7. Like Psycho, just when you’re identifying with a certain character and point of view, something happens to her and you’re forced to identify with a scarier, far-less-familiar, and more unstable point of view: Psycho does this early on and turns the film on its head. So does Promising Young Woman, except that it does so towards the end.
It also blindsides you with something you thought you knew all along about the past and shakes you to your very core, along with Cassie, and refuses to show that obligatory shocking scene, leaving the worst to your imagination as you just hear the din of the depravity offscreen.
8. Male power and privilege are very real, exist, and allow all sorts of depraved behavior to thrive: When that crushing thing happens at the bachelor party towards the end, it is very reminiscent of how Ted Kennedy was allowed to thrive, with little to no consequences, after Chappaquiddick occurred. If you have money and influence and know the right people, you can make just about anything disappear that poses an inconvenience to you.
9. The soundtrack and the look and feel of the film are very bubblegum pink in their 1980’s type of wanting to have it all and creating flimsy, paper-thin illusions that are easily shattered, revealing something darker, deeper, and far more sinister at work underneath this superficial surface: The tunes are catchy, poppy, and happy. The opening credits are cotton candy pink and the sweets in the display cases at the coffee shop that Cassie works at contain an assortment of yummy pastels. Be careful, as it’s all deceptively innocent and tasty…It’s a trap…

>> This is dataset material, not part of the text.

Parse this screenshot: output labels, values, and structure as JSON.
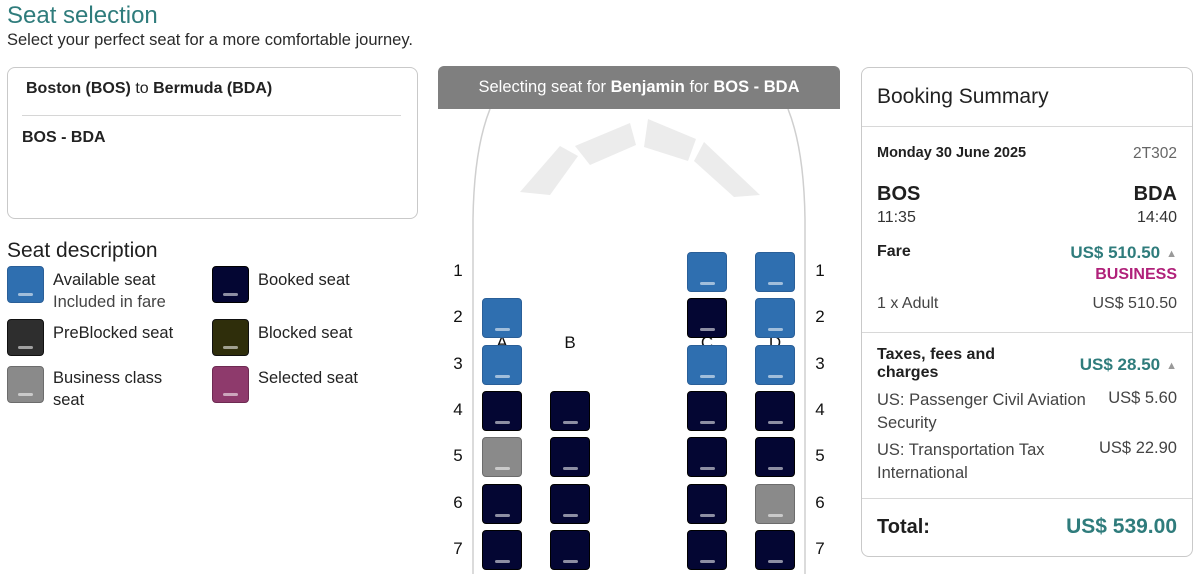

10. People either love or hate the ending: Seriously, when was the last time you cared enough about a movie for it to matter? Clearly, it’s doing something right. The ending is what we wish real life, with all of its injustices and bad breaks, could be. It’s not the most realistic ending, but wouldn’t it be nice to live in a world in which the bad guy doesn’t get away with it all of the time? It’s such a sad, tired, and inconvenient truth that we’ve all grown too accustomed to. The director and screenwriter, Emerald Fennell, understands this and does otherwise, providing a very cathartic ending.
All in all, Promising Young Woman achieves what it sets out to do, which is to raise awareness about what survivors of sexual harassment, assault, and rape go through and create a dialogue not only between women, but between men and women as well long after the film’s candy-coated bright pink ending credits roll.